Elle a déclaré que le territoire est tout pour les peuples autochtones et que le fait de ne pas les impliquer signifie que la justice climatique ne sera pas atteinte et le point de basculement des changements climatiques ne sera pas évité.
« Les peuples autochtones ne sont pas opposés à la conservation; ils ont conservé leur territoire. Ce qu’ils veulent, c’est le titre sur ce qui est conservé et les possibilités économiques. Ils veulent avoir accès à ces fonds pour résoudre leurs multiples problèmes », a déclaré Mme Paredes.
Autonomisation juridique pour influencer l’action climatique
À Magallanes, au Chili, dans le sud du pays, l’organisation non gouvernementale FIMA se concentre sur les droits juridiques dans le cadre d’un partenariat de recherche avec le peuple Kawésqar et les communautés urbaines pour contester une solution à faible émission de carbone : l’hydrogène vert.
L’hydrogène vert créerait une nouvelle source d’énergie par électrolyse, en séparant les molécules d’eau à l’aide d’une énergie renouvelable – le vent dans ce cas. Les produits vont de la production d’énergie au carburant synthétique.
« Ce que personne ne dit, c’est qu’il s’agit de projets de grande envergure avec un impact majeur sur les territoires. Ils déplacent des personnes et ont un impact sur l’environnement, ce qui signifie qu’ils ne sont pas verts, mais simplement un autre type d’énergie », a déclaré Macarena Martinic, avocate et coordonnatrice du programme Accès à la justice de la FIMA.
Mme Martinic a déclaré que la recherche vise à renforcer les instruments juridiques que les communautés ont utilisés pour ralentir l’élevage du saumon et à les appliquer aux projets d’hydrogène vert, qui en sont encore à leurs balbutiements.
« L’objectif est que les peuples autochtones soient à la table et qu’ils aient leur mot à dire dans les décisions politiques. Nous voulons générer des preuves et des instruments que le peuple Kawésqar peut utiliser pour des actions en justice, mais qui peuvent également devenir des modèles pour d’autres communautés au Chili et même à l’extérieur du pays », a déclaré Mme Martinic.

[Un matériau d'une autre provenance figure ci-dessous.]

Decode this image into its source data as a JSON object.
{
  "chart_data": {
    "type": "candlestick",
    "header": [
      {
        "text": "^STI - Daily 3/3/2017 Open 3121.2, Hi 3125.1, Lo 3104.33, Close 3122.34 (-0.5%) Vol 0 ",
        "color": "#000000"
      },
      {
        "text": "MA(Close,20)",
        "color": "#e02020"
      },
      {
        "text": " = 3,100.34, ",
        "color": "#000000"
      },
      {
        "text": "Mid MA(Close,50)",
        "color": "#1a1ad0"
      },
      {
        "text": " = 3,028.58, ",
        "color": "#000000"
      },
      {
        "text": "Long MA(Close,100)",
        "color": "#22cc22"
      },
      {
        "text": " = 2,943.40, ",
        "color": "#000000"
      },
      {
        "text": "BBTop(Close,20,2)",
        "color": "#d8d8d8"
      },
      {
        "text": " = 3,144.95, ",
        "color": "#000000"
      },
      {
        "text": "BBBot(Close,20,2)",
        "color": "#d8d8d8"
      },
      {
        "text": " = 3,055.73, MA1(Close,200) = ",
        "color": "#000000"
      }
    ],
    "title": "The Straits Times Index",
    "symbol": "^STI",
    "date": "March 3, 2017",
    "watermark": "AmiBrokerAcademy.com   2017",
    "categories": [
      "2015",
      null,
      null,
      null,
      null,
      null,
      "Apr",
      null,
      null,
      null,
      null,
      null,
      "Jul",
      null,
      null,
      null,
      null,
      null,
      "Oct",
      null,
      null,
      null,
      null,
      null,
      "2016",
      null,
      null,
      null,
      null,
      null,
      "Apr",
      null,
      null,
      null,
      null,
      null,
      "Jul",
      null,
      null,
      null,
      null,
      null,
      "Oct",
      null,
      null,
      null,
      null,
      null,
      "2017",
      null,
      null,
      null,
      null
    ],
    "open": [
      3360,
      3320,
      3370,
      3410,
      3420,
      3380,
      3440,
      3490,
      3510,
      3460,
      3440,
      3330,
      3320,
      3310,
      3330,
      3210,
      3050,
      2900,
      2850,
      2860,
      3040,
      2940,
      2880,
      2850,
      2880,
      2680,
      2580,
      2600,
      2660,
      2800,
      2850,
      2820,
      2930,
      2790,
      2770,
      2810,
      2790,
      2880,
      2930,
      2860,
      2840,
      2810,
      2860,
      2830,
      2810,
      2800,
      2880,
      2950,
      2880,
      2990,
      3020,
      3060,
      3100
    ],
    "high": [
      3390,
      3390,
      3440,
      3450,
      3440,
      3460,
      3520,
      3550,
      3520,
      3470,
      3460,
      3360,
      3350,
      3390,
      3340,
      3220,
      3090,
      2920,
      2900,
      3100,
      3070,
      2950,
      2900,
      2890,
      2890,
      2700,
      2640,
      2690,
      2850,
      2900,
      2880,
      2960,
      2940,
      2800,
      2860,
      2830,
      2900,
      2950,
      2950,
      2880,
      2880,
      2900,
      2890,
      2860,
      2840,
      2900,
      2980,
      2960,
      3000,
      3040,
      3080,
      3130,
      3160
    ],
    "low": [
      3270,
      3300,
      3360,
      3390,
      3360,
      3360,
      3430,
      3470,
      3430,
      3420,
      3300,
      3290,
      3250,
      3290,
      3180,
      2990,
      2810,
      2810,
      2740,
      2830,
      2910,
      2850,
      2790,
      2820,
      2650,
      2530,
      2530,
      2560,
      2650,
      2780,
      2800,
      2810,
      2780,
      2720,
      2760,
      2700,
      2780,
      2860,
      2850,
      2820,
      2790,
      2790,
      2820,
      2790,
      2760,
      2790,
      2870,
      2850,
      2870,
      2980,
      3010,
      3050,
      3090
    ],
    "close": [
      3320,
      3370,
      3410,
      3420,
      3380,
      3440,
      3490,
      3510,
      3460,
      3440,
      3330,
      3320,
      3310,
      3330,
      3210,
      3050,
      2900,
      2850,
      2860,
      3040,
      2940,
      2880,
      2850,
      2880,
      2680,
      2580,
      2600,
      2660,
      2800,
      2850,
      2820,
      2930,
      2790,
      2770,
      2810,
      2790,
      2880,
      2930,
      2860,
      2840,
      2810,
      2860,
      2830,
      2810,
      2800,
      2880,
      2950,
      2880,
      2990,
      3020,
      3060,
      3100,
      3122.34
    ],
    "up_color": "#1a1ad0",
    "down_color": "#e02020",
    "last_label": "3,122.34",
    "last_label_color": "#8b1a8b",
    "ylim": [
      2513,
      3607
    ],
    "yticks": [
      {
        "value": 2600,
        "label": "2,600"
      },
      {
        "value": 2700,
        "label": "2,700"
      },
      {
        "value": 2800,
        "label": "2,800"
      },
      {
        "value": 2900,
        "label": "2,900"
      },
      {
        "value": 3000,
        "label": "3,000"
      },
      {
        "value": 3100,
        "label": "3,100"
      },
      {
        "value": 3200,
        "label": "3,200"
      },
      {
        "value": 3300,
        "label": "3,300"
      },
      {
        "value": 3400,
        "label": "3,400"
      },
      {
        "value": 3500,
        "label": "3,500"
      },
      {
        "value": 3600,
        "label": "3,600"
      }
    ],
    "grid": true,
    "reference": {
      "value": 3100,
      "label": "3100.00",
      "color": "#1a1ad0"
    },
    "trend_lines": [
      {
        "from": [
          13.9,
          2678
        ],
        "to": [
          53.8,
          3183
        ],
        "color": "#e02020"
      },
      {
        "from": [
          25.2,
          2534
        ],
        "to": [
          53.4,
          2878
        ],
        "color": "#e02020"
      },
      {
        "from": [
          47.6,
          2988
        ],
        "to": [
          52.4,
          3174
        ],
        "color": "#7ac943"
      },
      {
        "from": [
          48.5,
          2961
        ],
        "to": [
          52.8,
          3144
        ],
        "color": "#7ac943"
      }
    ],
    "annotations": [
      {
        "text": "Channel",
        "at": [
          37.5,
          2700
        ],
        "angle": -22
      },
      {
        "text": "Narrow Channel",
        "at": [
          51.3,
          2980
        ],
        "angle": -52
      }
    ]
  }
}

Les efforts du FIMA à Magallanes s’inscrivent dans le cadre d’une recherche plus vaste financée par le CRDI, qui comprend l’Argentine et le Mexique, afin d’aider les communautés à comprendre leurs droits, à les revendiquer et à les mettre en pratique. Des études de cas dans chaque pays permettront de construire des processus de recherche-action basés sur les stratégies d’autonomisation juridique existantes dans les communautés touchées pour s’assurer que les lois et les droits environnementaux sont appliqués et répondre aux besoins de la communauté.
Recherche pour la justice climatique
Adrian Di Giovanni, chef de l’équipe Gouvernance démocratique et inclusive du CRDI, a déclaré que « ne pas tenir compte des perspectives, des connaissances et des droits des peuples autochtones signifie également ignorer les menaces qui pèsent sur eux et sur l’environnement ».
Soutenir la recherche qui aborde les changements climatiques comme une question de justice, a-t-il déclaré, « ne fait pas comme si de rien n’était. Le défi consiste à forger de nouveaux partenariats entre les personnes les plus touchées par les changements climatiques et l’action climatique, la communauté judiciaire et les équipes de recherche en changements climatiques. »
Cet accent mis sur la justice climatique s’appuie sur un riche corpus de recherches financées par le CRDI pour élaborer des solutions techniques et sociales locales en matière d’adaptation aux changements climatiques, d’inclusion et d’égalité des genres. Il est également essentiel de mettre en place des systèmes alimentaires résilients et équitables, car les changements climatiques – et les politiques visant à les atténuer – menacent la capacité des systèmes agricoles à répondre de manière durable aux besoins alimentaires de la population mondiale.
Les connaissances, les perspectives et les pratiques des peuples autochtones du monde entier doivent faire partie de l’action transformatrice fondée sur des données probantes pour lutter contre les changements climatiques.